O filósofo Hegel atribuiu ao tempo histórico uma importância vital para a formação da ideia objetiva, segundo o mesmo o “homem é filho do tempo”, ou seja, a história produz e conduz o homem, toda ideia humana é a expressão de determinado tempo histórico.
Prefiro aceitar a co-relação do homem com a história, a história humana não se faz sem o homem; mas ao mesmo tempo o influência. A partir do momento que o sujeito começa a ter consciência da sua realidade histórica, a primeira coisa que ele faz é buscar compreender tal realidade. A sua reação pode ser de acomodar-se a história se essa lhe parecer favorável ou lutar para mudar pelo menos a sua realidade, se essa lhe for contrária.
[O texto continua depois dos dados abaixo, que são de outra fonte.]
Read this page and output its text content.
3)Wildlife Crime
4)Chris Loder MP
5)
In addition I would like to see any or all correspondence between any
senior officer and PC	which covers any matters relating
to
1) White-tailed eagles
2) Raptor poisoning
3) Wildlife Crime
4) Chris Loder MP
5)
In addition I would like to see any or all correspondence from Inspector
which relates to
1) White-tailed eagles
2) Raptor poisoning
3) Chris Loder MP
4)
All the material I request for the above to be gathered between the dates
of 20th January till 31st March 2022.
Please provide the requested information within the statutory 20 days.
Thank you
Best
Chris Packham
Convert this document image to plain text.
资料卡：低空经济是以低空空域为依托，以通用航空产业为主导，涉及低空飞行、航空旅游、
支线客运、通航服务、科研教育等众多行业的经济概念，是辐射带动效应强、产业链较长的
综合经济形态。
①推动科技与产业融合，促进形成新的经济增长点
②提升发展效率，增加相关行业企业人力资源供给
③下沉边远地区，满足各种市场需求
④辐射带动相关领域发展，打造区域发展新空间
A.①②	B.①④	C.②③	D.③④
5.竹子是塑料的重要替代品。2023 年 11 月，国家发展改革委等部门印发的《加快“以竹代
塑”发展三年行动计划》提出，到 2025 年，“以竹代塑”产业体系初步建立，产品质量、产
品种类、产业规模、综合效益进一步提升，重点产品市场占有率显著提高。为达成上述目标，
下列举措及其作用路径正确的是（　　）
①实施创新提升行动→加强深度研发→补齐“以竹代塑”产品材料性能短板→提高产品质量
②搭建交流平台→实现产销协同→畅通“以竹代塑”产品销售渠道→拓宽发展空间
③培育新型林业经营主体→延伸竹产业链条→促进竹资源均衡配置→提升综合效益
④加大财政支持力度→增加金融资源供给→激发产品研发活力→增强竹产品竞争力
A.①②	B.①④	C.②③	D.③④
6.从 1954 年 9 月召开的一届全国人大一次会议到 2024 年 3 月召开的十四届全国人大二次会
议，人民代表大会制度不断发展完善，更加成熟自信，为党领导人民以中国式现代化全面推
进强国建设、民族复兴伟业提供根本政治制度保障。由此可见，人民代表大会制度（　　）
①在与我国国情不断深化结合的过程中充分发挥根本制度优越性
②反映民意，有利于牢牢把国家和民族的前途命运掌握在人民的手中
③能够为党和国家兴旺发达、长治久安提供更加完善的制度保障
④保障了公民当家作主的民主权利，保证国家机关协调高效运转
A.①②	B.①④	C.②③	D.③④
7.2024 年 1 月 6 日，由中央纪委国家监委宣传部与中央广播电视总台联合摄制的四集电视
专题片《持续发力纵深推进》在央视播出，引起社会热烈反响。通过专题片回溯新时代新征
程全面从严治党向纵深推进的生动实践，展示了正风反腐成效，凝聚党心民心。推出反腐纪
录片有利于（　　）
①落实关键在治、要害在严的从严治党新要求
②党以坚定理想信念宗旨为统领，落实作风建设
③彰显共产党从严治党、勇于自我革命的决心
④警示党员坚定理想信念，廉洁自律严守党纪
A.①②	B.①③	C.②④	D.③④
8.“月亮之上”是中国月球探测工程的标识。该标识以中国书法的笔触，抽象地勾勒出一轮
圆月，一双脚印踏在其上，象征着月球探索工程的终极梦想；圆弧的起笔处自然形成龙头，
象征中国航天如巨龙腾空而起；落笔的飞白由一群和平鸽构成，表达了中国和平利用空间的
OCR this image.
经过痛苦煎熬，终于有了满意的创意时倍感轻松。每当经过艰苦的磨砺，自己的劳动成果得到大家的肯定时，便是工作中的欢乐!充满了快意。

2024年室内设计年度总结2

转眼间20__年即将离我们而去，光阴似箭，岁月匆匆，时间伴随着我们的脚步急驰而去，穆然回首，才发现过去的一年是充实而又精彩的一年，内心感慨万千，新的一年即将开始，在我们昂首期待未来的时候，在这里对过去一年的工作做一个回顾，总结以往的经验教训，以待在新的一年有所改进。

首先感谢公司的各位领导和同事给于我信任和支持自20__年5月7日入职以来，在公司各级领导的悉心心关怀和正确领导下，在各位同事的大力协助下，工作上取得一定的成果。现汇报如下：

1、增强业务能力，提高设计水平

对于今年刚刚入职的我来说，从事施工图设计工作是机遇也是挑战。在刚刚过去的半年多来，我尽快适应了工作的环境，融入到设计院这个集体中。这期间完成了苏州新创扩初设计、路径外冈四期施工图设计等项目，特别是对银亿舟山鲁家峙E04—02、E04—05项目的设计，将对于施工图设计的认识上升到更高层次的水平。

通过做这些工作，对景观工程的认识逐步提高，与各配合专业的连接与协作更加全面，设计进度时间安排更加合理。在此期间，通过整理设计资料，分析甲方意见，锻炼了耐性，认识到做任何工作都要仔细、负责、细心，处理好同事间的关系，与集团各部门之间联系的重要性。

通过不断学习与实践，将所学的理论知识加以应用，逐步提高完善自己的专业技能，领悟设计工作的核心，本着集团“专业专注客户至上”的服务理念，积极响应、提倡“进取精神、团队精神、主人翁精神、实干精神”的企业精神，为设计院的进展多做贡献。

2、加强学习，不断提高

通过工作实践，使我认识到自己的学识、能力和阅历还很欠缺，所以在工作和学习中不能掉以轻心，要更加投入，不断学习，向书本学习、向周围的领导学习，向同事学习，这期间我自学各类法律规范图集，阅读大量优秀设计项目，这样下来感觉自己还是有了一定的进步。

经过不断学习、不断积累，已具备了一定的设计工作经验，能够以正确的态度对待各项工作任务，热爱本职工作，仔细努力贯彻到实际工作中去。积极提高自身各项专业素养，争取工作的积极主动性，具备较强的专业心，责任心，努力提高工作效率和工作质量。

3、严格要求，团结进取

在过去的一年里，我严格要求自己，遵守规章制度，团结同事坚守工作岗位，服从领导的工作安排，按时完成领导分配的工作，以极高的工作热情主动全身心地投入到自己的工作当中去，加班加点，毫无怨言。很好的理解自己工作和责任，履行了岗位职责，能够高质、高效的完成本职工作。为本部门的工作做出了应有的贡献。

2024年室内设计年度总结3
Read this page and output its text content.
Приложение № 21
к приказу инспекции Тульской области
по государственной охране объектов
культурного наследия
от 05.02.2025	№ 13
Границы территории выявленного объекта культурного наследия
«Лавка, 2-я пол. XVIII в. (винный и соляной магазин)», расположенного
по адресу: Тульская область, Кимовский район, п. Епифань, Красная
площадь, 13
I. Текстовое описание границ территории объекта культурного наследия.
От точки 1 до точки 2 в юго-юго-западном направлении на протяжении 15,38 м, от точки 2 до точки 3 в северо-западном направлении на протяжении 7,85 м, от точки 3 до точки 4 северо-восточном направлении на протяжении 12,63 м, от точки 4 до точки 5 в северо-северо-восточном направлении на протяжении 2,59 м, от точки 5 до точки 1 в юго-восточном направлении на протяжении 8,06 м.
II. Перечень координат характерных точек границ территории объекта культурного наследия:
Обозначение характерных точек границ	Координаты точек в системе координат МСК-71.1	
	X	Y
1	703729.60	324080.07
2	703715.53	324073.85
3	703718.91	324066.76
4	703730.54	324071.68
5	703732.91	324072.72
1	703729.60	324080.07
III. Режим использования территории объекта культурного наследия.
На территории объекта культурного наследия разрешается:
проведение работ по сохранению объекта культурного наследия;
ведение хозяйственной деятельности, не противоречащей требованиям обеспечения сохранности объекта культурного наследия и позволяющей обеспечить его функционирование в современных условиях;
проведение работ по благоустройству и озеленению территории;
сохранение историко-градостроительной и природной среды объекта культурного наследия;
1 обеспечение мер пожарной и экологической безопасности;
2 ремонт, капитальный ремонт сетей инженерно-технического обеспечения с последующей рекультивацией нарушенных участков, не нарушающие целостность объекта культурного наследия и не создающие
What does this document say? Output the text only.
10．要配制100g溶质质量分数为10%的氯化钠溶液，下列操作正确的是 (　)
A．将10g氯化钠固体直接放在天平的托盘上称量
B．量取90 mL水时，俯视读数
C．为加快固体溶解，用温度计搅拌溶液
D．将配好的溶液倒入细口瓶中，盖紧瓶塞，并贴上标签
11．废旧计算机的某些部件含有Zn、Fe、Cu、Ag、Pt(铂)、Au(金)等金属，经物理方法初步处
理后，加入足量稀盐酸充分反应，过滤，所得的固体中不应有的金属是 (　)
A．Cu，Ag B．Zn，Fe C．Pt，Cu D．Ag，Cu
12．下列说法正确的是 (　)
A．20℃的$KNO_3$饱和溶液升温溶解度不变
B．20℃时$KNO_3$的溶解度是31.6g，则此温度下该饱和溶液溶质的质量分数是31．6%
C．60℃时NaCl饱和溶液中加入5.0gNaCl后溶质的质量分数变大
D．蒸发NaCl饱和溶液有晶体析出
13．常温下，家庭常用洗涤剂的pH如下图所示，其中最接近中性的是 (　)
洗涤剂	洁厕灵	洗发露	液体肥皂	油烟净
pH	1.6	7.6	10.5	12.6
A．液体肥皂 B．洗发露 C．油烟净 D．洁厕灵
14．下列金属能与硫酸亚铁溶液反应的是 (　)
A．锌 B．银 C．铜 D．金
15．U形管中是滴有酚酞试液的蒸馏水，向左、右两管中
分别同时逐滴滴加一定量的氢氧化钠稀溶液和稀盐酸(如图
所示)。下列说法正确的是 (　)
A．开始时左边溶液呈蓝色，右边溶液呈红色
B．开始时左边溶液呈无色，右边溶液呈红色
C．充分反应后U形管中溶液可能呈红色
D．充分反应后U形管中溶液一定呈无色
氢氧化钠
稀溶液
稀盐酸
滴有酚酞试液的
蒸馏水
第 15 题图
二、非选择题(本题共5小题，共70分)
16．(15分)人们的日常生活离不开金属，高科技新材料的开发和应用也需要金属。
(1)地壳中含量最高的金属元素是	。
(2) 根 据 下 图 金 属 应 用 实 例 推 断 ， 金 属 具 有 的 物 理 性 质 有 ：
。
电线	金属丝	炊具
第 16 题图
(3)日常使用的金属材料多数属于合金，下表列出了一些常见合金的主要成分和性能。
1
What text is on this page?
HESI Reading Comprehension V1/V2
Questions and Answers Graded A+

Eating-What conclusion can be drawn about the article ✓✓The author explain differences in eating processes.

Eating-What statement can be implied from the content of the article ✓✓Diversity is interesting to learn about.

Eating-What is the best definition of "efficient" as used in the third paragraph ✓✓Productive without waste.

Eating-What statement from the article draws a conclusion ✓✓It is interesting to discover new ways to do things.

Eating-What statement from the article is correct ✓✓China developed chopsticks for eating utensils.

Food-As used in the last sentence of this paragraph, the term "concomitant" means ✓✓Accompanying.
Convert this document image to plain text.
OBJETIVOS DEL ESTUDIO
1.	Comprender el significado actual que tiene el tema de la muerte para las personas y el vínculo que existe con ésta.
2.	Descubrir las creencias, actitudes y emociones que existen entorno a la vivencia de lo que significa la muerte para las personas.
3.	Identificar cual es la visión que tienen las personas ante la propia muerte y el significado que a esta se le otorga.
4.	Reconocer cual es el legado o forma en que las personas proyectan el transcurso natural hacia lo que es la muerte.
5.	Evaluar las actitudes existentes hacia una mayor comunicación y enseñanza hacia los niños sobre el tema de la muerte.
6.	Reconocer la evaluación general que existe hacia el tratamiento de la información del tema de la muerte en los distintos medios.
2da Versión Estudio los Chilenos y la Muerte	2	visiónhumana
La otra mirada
O espaço social tem haver com o fator espaço. A sociedade desenvolve-se numa determinada região da Terra, cada região desenvolve a sua cultura, economia, política. Também, Hegel confere a sociedade, principalmente o Estado o poder da convergência da razão nele mesmo, ou seja, o homem deve ser moldado e guiado pelo Estado como representante da sociedade.
Mas segundo Marx, a razão não está no Estado, mas sim na elite burguesa, ao submeter-se ao Estado, na verdade se está sujeitando ao domínio de uma elite que, usa o Estado como instrumento hegemônico.
As condições circunstanciais e específicas tem haver com as inúmeras variantes que ocorrem na dinâmica da própria sociedade e, acabam influenciando e até mudando determinada realidade.
Por último, a subjetividade, que tem haver com a decisão pessoal de cada um diante daquilo que a vida lhe oferece. Numa mesma situação as pessoas tomam decisões diferentes.
Como exemplo do papel desses quatro fatores, vamos refletir sobre o período da escravidão: primeiro para que alguém fosse escravo, foi necessário nascer no tempo da escravidão; segundo, teve que nascer na região onde havia escravidão; terceiro, a sua condição geral tinha que ser negro, a sua condição específica era relativa, por exemplo, se tivesse a sorte de ser comprado por alguém que o comprou com o propósito de libertá-lo, seria livre, senão seria escravo; quarto fator, a decisão pessoal, era aceitar tal condição de escravo ou lutar contra a nefasta conjuntura que a vida lhe reservou.
O tempo e o espaço determinam o inicio da nossa história, mas a nossa vontade pode determinar o fim dela.